Why I'm still a Catholic





OK, so I'm blogging every day this month. So far I've ticked off a couple of common themes. That was easy. Rose Hill station, a tap in. A musical eulogy, round the keeper and into an empty net. Family life, a hard working team effort.

And yet there's something I do every week that I rarely talk about. Church. Faith. To be more precise, the Catholic Church, which I properly joined in 2007 and has been a part of me for a good chunk of my life. In the theme cloud along the side of this blog you'll see that I blog about Catholic stuff as much as I do about London, radio and food. And nothing like as much as I do about Blackburn Rovers, Manchester and the Labour party.

Part of it is a lack of confidence in what I believe, how I don't really live up to what it should be to be a practising Catholic, or have a thorough understanding of how to live an authentic Christian life, albeit an imperfect one. Though I do get that is the absolute cornerstone of our faith. It isn't about being perfect, it's not a zero sum game, it's who we are as flawed unique humans. And that a spirit in us all, an inner voice that says that you matter, you have value, you are loved. That's what made us. That's God.

I've even deflected personal responsibility for this piece of content, by making it subsidiary to something far slicker, a video from Alpha (top), a course I went on and took part in a couple of years ago.
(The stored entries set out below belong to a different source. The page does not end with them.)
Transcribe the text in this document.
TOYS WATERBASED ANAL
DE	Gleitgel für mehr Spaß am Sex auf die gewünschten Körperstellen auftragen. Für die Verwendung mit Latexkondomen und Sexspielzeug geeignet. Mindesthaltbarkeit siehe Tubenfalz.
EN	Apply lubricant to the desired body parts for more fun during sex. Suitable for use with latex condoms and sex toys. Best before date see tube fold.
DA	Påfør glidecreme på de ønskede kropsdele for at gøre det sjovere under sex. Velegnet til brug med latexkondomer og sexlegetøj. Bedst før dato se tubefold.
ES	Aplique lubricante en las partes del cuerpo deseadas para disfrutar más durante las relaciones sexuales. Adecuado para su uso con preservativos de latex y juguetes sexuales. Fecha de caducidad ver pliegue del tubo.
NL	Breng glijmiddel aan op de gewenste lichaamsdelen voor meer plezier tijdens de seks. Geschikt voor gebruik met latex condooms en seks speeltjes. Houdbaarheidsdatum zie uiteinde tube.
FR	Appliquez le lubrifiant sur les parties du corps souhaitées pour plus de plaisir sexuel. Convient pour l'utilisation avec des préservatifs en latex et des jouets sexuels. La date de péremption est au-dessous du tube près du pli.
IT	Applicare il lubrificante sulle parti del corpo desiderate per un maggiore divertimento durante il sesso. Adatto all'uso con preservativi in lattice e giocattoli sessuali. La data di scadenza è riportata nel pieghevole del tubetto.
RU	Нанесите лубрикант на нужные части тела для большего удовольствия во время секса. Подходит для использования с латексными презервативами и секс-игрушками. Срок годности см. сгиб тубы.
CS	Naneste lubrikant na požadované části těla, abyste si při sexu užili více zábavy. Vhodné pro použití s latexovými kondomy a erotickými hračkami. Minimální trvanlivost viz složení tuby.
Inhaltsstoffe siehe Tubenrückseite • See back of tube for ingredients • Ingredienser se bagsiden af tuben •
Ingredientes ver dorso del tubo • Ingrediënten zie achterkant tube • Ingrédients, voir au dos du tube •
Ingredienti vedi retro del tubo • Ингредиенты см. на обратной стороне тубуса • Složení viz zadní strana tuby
Alpha really changed how I thought about the whole religious experience, about what the essential message of Jesus Christ was and how it is as relevant today as it's always been. An idea that for all the horrors of the world, the response of kindness, humility, forgiveness and a readiness to confront injustice, we can create this on earth - God's kingdom as He intended - and it is an idea that Jesus died for. For us.

And also how it's above all else a social enterprise, a shared and collective experience of people gathered together in the name of Jesus. I actively, enthusiastically love that. There is something special about a parish. The gathering together of people of all shapes, sizes, ages, backgrounds and with all their burdens. Many of us might work in diverse workplaces, follow our sports teams with a mixed crowd, but where else do you get to look someone in the eye, having shared a ritual of such profundity, such power, such mystery, then say 'peace be with you'?  And that the same thing is happening all over the world in our universal church at roughly the same time, give or take. Or as Frank Cottrell Boyce put it - "each parish has the potential to be a neighbourhood utopia." That, for me, is a little bit of the Holy Spirit.

I'm sorry this is a bit crap. It's neither profound, nor answers the question I set.

Let me try and answer it another way. What if I wasn't still a Catholic? And what if I'm wrong?

Seriously, what will any of us have lost by taking these beautiful words of inspiration every week and to try and live our lives accordingly? What's the worst that can happen? I get to dodge the terrible car parking skills of my fellow church goers, I no longer have to endure the occasional dirge of a hymn I don't know, and drift off through a homily I can't follow because I'm not clever enough? It's imperfect, it's church, but I know I'd be far far poorer and less fulfilled if I didn't have it. That's why I'm still a Catholic.